Switch Node

The Switch node routes a workflow down one of several paths based on a list of conditions. Think of it as the multi-way version of the Condition node: instead of a single true/false split, you define an ordered list of cases and the workflow follows the first one that matches.

Overview

Use a Switch node when a single value can take many forms and each form needs its own downstream path:

  • Route a ticket by priority — critical, high, normal, low
  • Send an order down a different flow per region or tier
  • Branch on a status field with a catch-all for anything unexpected
  • Replace a long chain of Condition nodes with one tidy node

How It Works

A Switch node holds an ordered list of cases. Each case has:

  • A label (a friendly name shown on the node and its output)
  • A boolean expression evaluated against the incoming data

When the node runs, it checks each case from top to bottom. The first case whose expression is true wins, and the workflow continues from that case's output only. Cases below the winner are not evaluated.

If no case matches, an optional Default output catches the leftover path. Toggle Default on when you want a guaranteed fallback; leave it off when an unmatched input should simply stop on that branch.

One Output Per Case

Each case is its own connection point on the node, and so is Default.
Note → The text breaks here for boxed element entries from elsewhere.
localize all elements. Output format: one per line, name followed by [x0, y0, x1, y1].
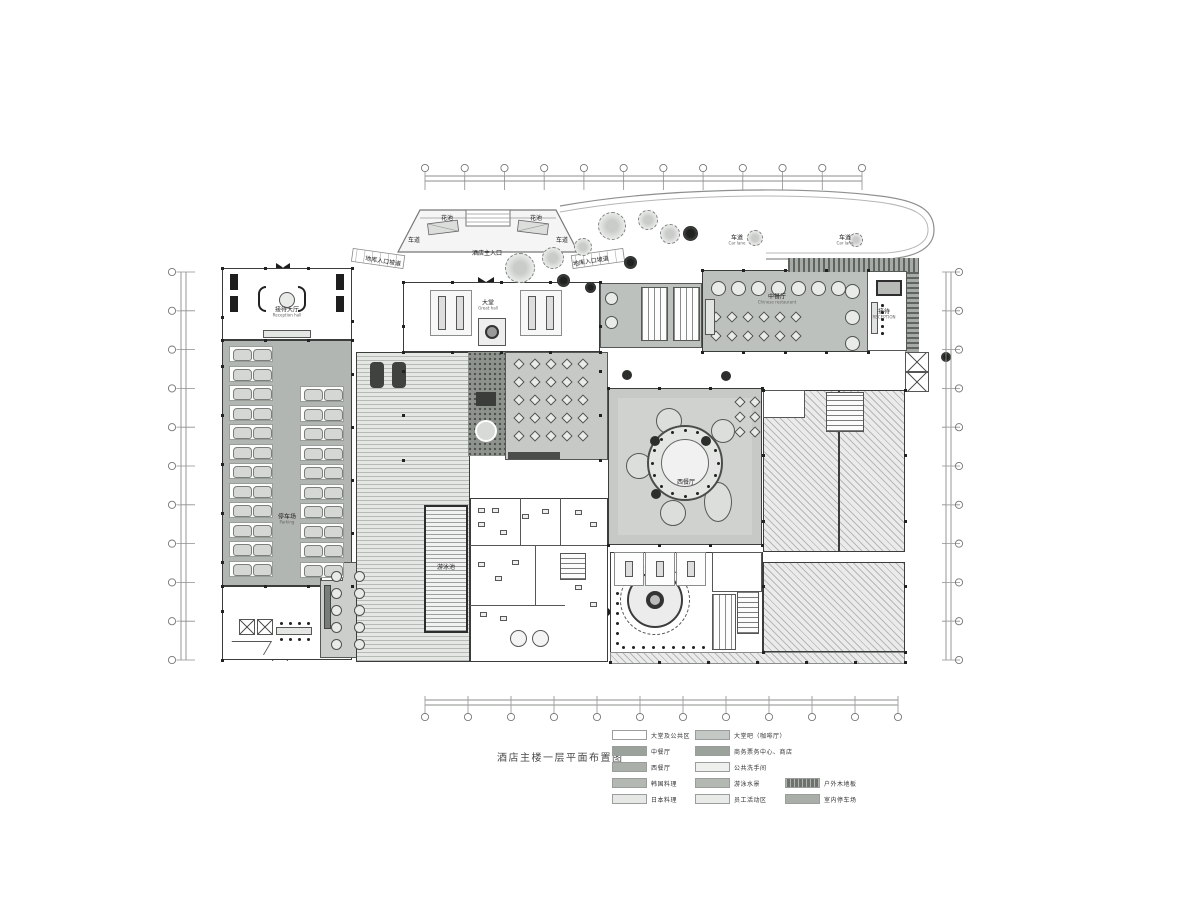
column-marker [904, 585, 907, 588]
plan-label-sub: Parking [279, 521, 295, 526]
column-marker [742, 351, 745, 354]
grid-axis-right [0, 0, 1200, 900]
column-marker [867, 269, 870, 272]
plan-label-sub: Great hall [478, 307, 498, 312]
column-marker [221, 365, 224, 368]
column-marker [221, 463, 224, 466]
column-marker [264, 339, 267, 342]
column-marker [825, 351, 828, 354]
column-marker [402, 414, 405, 417]
column-marker [904, 651, 907, 654]
column-marker [904, 454, 907, 457]
column-marker [402, 325, 405, 328]
plan-label-sub: RECEPTION [872, 316, 895, 321]
column-marker [607, 544, 610, 547]
column-marker [762, 651, 765, 654]
column-marker [805, 661, 808, 664]
column-marker [701, 351, 704, 354]
column-marker [221, 512, 224, 515]
column-marker [307, 267, 310, 270]
column-marker [761, 544, 764, 547]
column-marker [707, 661, 710, 664]
plan-label: 花池 [530, 216, 542, 222]
column-marker [904, 661, 907, 664]
plan-label-sub: Car lane [729, 242, 746, 247]
column-marker [402, 351, 405, 354]
column-marker [599, 459, 602, 462]
column-marker [351, 585, 354, 588]
column-marker [500, 281, 503, 284]
column-marker [825, 269, 828, 272]
column-marker [756, 661, 759, 664]
plan-label: 车道Car lane [836, 236, 855, 247]
column-marker [599, 370, 602, 373]
column-marker [867, 351, 870, 354]
plan-label: 车道 [556, 238, 568, 244]
column-marker [221, 659, 224, 662]
plan-label: 停车场Parking [278, 515, 296, 526]
plan-label: 游泳池 [437, 565, 455, 571]
column-marker [221, 339, 224, 342]
column-marker [307, 585, 310, 588]
column-marker [351, 479, 354, 482]
column-marker [451, 281, 454, 284]
column-marker [762, 520, 765, 523]
column-marker [701, 269, 704, 272]
column-marker [709, 387, 712, 390]
column-marker [402, 281, 405, 284]
column-marker [264, 585, 267, 588]
column-marker [549, 281, 552, 284]
plan-label: 酒店主入口 [472, 251, 502, 257]
column-marker [658, 544, 661, 547]
column-marker [599, 281, 602, 284]
column-marker [500, 351, 503, 354]
column-marker [854, 661, 857, 664]
column-marker [658, 387, 661, 390]
column-marker [549, 351, 552, 354]
column-marker [599, 325, 602, 328]
plan-label: 车道Car lane [728, 236, 747, 247]
column-marker [599, 351, 602, 354]
column-marker [351, 267, 354, 270]
column-marker [221, 610, 224, 613]
column-marker [762, 585, 765, 588]
column-marker [762, 454, 765, 457]
column-marker [784, 269, 787, 272]
column-marker [221, 414, 224, 417]
column-marker [351, 339, 354, 342]
floor-plan-canvas: 酒店主楼一层平面布置图 大堂及公共区中餐厅西餐厅韩国料理日本料理大堂吧（咖啡厅）… [0, 0, 1200, 900]
column-marker [351, 426, 354, 429]
column-marker [402, 459, 405, 462]
column-marker [762, 389, 765, 392]
plan-label: 接待大厅Reception hall [271, 308, 303, 319]
column-marker [351, 320, 354, 323]
column-marker [658, 661, 661, 664]
plan-label: 大堂Great hall [477, 301, 499, 312]
plan-label-sub: Car lane [837, 242, 854, 247]
column-marker [904, 389, 907, 392]
column-marker [351, 532, 354, 535]
plan-label-sub: Reception hall [273, 314, 302, 319]
column-marker [904, 520, 907, 523]
column-marker [351, 373, 354, 376]
column-marker [609, 661, 612, 664]
column-marker [709, 544, 712, 547]
column-marker [402, 370, 405, 373]
column-marker [221, 585, 224, 588]
column-marker [221, 267, 224, 270]
plan-label-sub: Chinese restaurant [758, 301, 797, 306]
plan-label: 接待RECEPTION [871, 310, 897, 321]
column-marker [307, 339, 310, 342]
column-marker [451, 351, 454, 354]
column-marker [742, 269, 745, 272]
column-marker [221, 316, 224, 319]
column-marker [264, 267, 267, 270]
column-marker [221, 561, 224, 564]
plan-label: 西餐厅 [677, 480, 695, 486]
column-marker [784, 351, 787, 354]
column-marker [607, 387, 610, 390]
plan-label: 车道 [408, 238, 420, 244]
plan-label: 中餐厅Chinese restaurant [756, 295, 799, 306]
column-marker [599, 414, 602, 417]
plan-label: 花池 [441, 216, 453, 222]
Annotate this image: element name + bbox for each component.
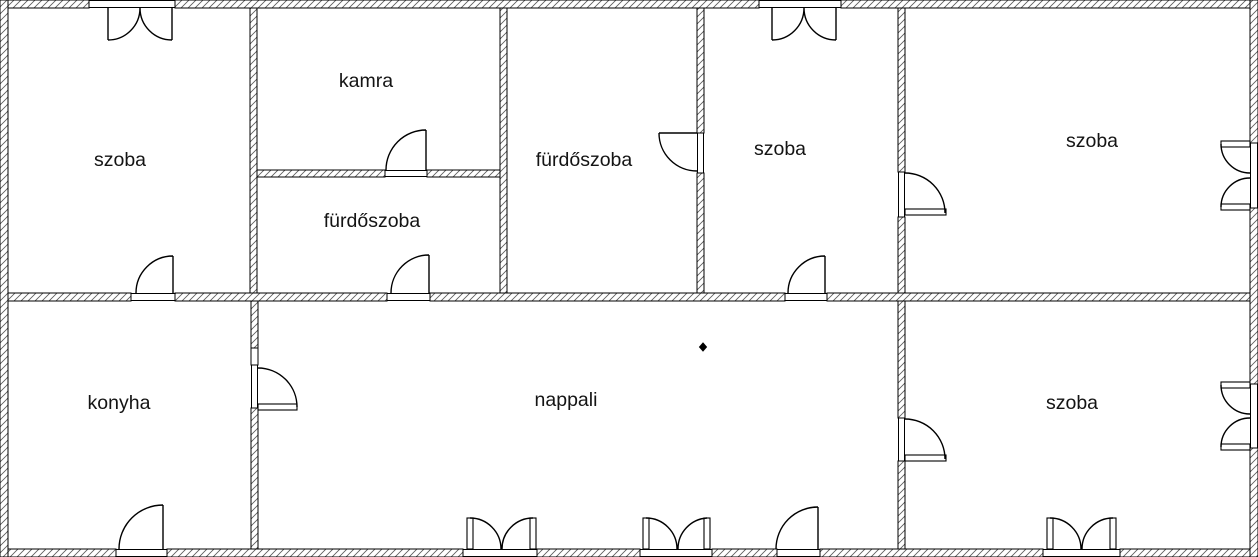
door-arc (258, 368, 297, 407)
wall-segment (0, 549, 116, 557)
room-label-nappali: nappali (535, 389, 598, 411)
door-leaf (258, 404, 297, 410)
threshold (785, 294, 827, 301)
threshold (698, 133, 704, 173)
window-leaf (704, 518, 710, 549)
threshold (777, 550, 820, 557)
door-szoba-top-right (905, 173, 946, 215)
door-szoba-top-middle (788, 256, 825, 293)
double-window-szoba-top-right (1221, 141, 1250, 210)
window-leaf (1221, 382, 1250, 388)
threshold (131, 294, 175, 301)
wall-segment (175, 0, 759, 8)
room-labels: szoba kamra fürdőszoba fürdőszoba szoba … (88, 70, 1119, 414)
threshold (759, 1, 841, 8)
threshold (252, 365, 258, 408)
room-label-szoba-top-left: szoba (94, 149, 146, 171)
window-leaf (1221, 444, 1250, 450)
door-leaf (905, 455, 946, 461)
threshold (640, 550, 712, 557)
wall-segment (537, 549, 640, 557)
door-konyha-nappali (258, 368, 297, 410)
wall-segment (898, 301, 905, 418)
wall-segment-plain (251, 348, 258, 365)
floor-plan-canvas: szoba kamra fürdőszoba fürdőszoba szoba … (0, 0, 1258, 557)
window-arcs (1221, 144, 1250, 207)
double-door-szoba-top-middle (772, 8, 836, 40)
threshold (899, 172, 905, 217)
door-nappali-exterior (776, 507, 818, 549)
door-leaf (1110, 518, 1116, 549)
room-label-szoba-top-middle: szoba (754, 138, 806, 160)
wall-segment (1250, 0, 1258, 143)
wall-segment (1250, 208, 1258, 384)
door-szoba-bottom-right (905, 419, 946, 461)
door-arc (905, 173, 945, 213)
double-door-szoba-bottom-right (1047, 518, 1116, 549)
wall-segment (250, 8, 257, 293)
window-arcs (646, 518, 707, 549)
door-furdoszoba-small (391, 255, 429, 293)
room-label-szoba-top-right: szoba (1066, 130, 1118, 152)
threshold (116, 550, 167, 557)
room-label-furdoszoba-small: fürdőszoba (324, 210, 421, 232)
window-leaf (467, 518, 473, 549)
exterior-walls (0, 0, 1258, 557)
threshold (1251, 384, 1258, 448)
doors-and-windows (108, 8, 1250, 549)
threshold (89, 1, 175, 8)
double-window-nappali-1 (467, 518, 536, 549)
window-arcs (470, 518, 533, 549)
threshold (1251, 143, 1258, 208)
window-arcs (1221, 385, 1250, 447)
interior-walls (8, 8, 1250, 549)
double-window-szoba-bottom-right (1221, 382, 1250, 450)
window-leaf (1221, 204, 1250, 210)
room-label-furdoszoba-main: fürdőszoba (536, 149, 633, 171)
wall-segment (257, 170, 385, 177)
wall-segment (427, 170, 500, 177)
wall-segment (697, 8, 704, 133)
wall-segment (898, 461, 905, 549)
window-leaf (643, 518, 649, 549)
door-furdoszoba-main (659, 133, 697, 171)
window-leaf (530, 518, 536, 549)
door-kamra (386, 130, 426, 170)
wall-segment (167, 549, 463, 557)
wall-segment (898, 8, 905, 172)
wall-segment (827, 293, 1250, 301)
wall-segment (0, 0, 8, 557)
door-leaf (905, 209, 946, 215)
wall-segment (1250, 448, 1258, 557)
room-label-konyha: konyha (88, 392, 151, 414)
threshold (385, 171, 427, 177)
wall-segment (0, 0, 89, 8)
wall-segment (697, 173, 704, 293)
wall-segment (251, 301, 258, 348)
wall-segment (8, 293, 131, 301)
wall-segment (712, 549, 777, 557)
window-leaf (1221, 141, 1250, 147)
room-label-kamra: kamra (339, 70, 393, 92)
double-door-szoba-top-left (108, 8, 172, 40)
threshold (1043, 550, 1120, 557)
wall-segment (820, 549, 1043, 557)
threshold (387, 294, 430, 301)
door-arcs (1050, 518, 1113, 549)
wall-segment (251, 408, 258, 549)
door-thresholds (89, 1, 1258, 557)
door-konyha-exterior (119, 505, 163, 549)
wall-segment (430, 293, 785, 301)
wall-segment (841, 0, 1258, 8)
wall-segment (898, 217, 905, 293)
floor-plan: szoba kamra fürdőszoba fürdőszoba szoba … (0, 0, 1258, 557)
double-window-nappali-2 (643, 518, 710, 549)
door-arc (905, 419, 945, 459)
threshold (463, 550, 537, 557)
door-szoba-top-left (136, 256, 173, 293)
wall-segment (175, 293, 387, 301)
wall-segment (1120, 549, 1258, 557)
threshold (899, 418, 905, 461)
wall-segment (500, 8, 507, 293)
room-label-szoba-bottom-right: szoba (1046, 392, 1098, 414)
door-leaf (1047, 518, 1053, 549)
nappali-diamond-marker (700, 343, 707, 351)
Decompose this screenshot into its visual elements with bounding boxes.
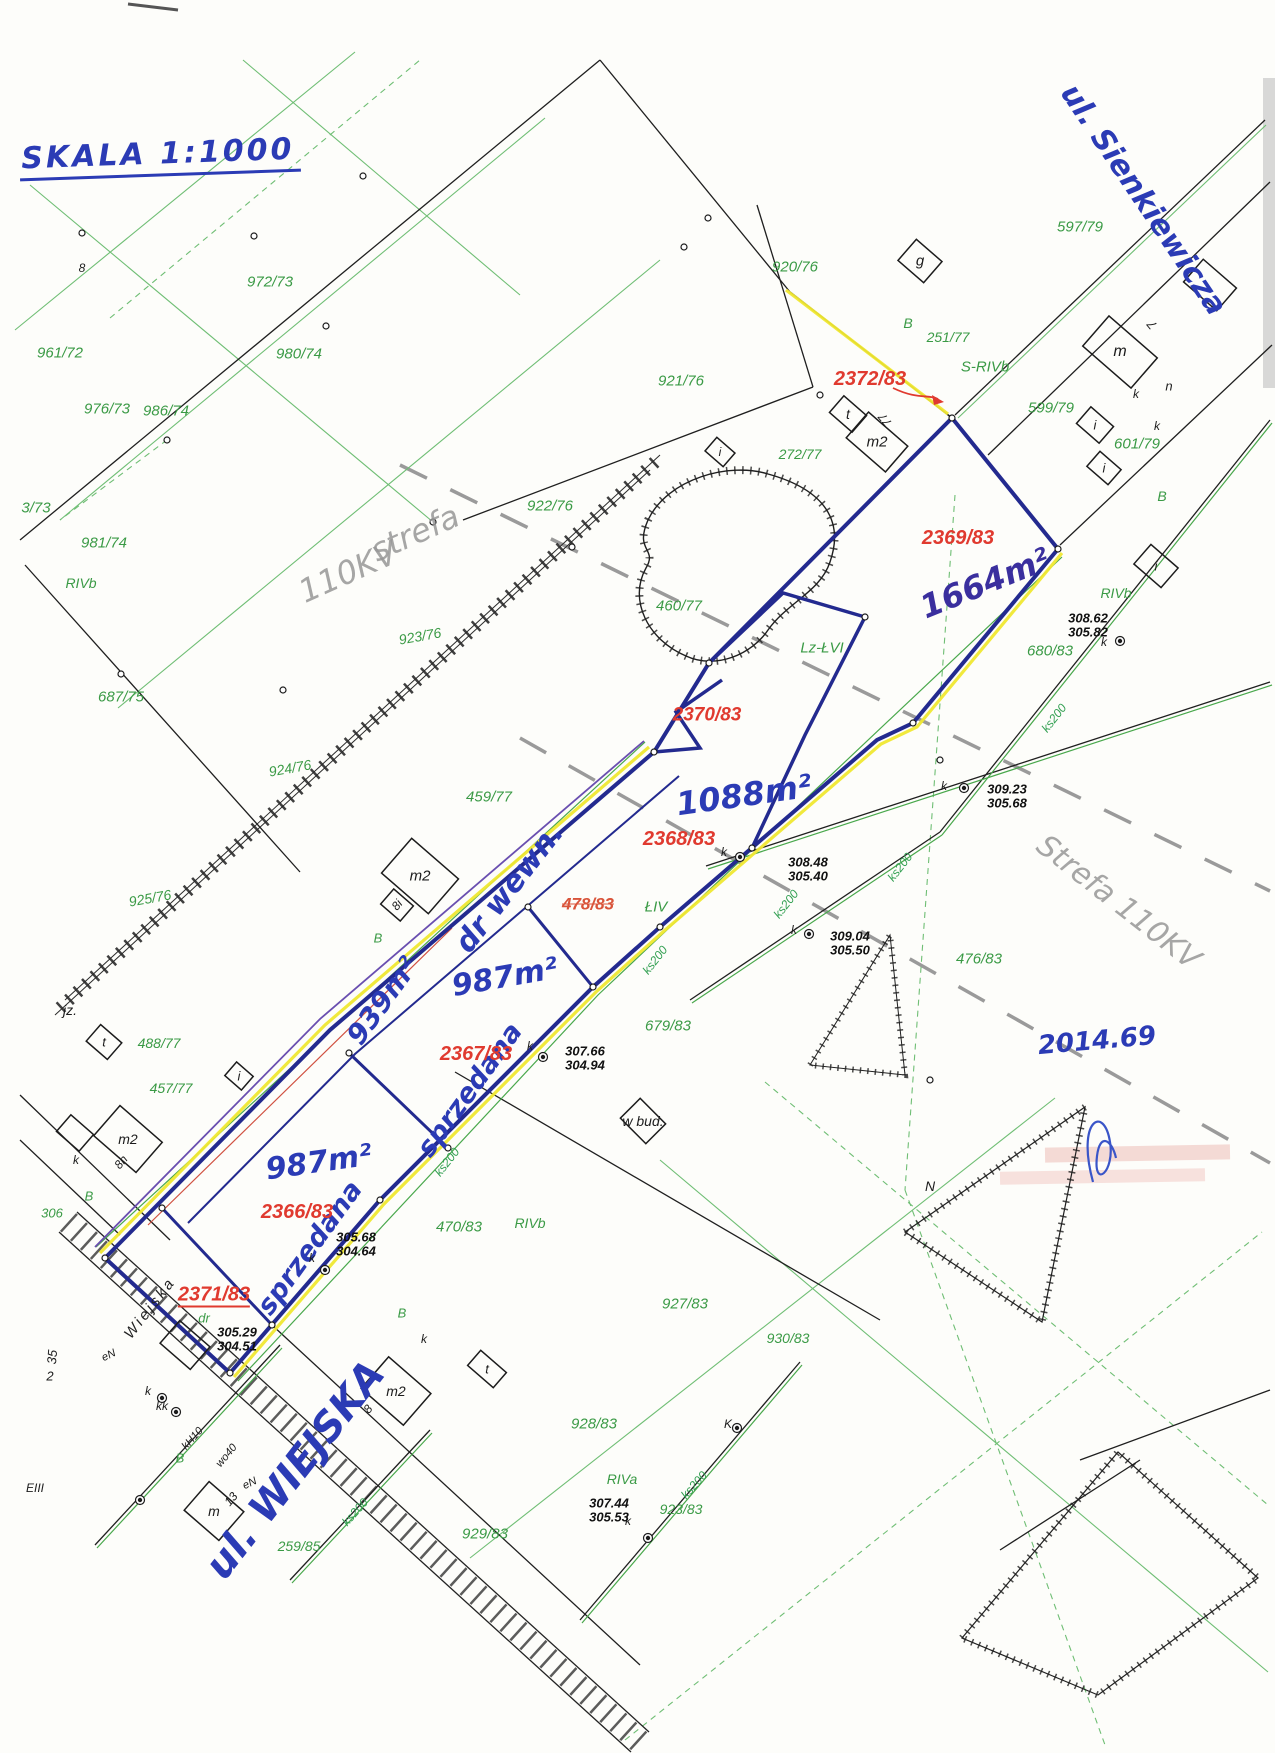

You wire each one to wherever that path should go:

Switch ─ [active]    → Onboarding flow
       ─ [trial]     → Trial reminder
       ─ [cancelled] → Win-back flow
       ─ [Default]   → Log unknown status

A single case can branch to several downstream nodes — just draw more than one connection from that case's output.

Writing Case Expressions

Case expressions are JavaScript, evaluated in the same safe, restricted sandbox used by the Condition node and connection guards. They can read your data but have no access to the host system, so they are safe to run.

Reading the Input

// The whole incoming value
input

// A field on the incoming object
input.value
input.status
input.score

Example Cases

// Case "Active": account is active
input.status === 'active'

// Case "High score": numeric comparison
input.score > 80

// Case "Premium": compare against a stored variable
input.tier === vars['premiumTier']

// Case "Bulk order": combine conditions
input.quantity >= 100 && input.region === 'EU'

Referencing Other Values

Switch expressions can reach beyond the immediate input:

// Environment variables
input.region === '{{env.HOME_REGION}}'

// Any earlier node's output, by node name
input.amount > {{node['Budget'].limit}}

// Workflow variables (from a Set Variable node)
input.amount > vars['threshold']
input.tier === vars['premiumTier']

You can also reference workflow variables with the {{vars['name']}} form inside any text field, and vars['name'] directly inside Code and Condition/Switch expressions.

Ordering Matters

Because the first match wins, order your cases from most specific to most general:

// ✅ Specific first
// Case 1 "VIP":      input.tier === 'vip'
// Case 2 "Premium":  input.tier === 'premium' || input.spend > 1000
// Case 3 "Standard": true   ← acts like a catch-all

// ❌ A broad case placed first will swallow the specific ones below it

If you add a true case at the bottom it behaves like a catch-all; alternatively, turn on the Default output for the same effect with a clearer label.

Common Patterns

Status Routing

// Case "New":        input.status === 'new'
// Case "In Progress": input.status === 'in_progress'
// Case "Done":       input.status === 'done'
// Default:           anything unexpected → review queue

Tiered Thresholds

// Case "Critical": input.amount > 10000
// Case "Large":    input.amount > 1000
// Case "Normal":   input.amount > 0
// Default:         zero or missing → hold

Category Dispatch

// Case "Sales":     input.department === 'sales'
// Case "Support":   input.department === 'support'
// Case "Technical": input.department === 'technical'
// Default:          general inbox

Best Practices

  1. Order specific to general — the first match wins, so put narrow cases before broad ones.
  2. Label each case clearly — labels appear on the node outputs and make the canvas easy to read.
  3. Use Default for safety — turn it on so unexpected values have somewhere to go instead of silently stopping.
  4. Keep expressions simple — a few comparisons each; if a case needs heavy logic, compute a flag in a Code node upstream and switch on that.
  5. Guard against missing fields — use optional chaining (input?.user?.tier === 'gold') when a field may be absent.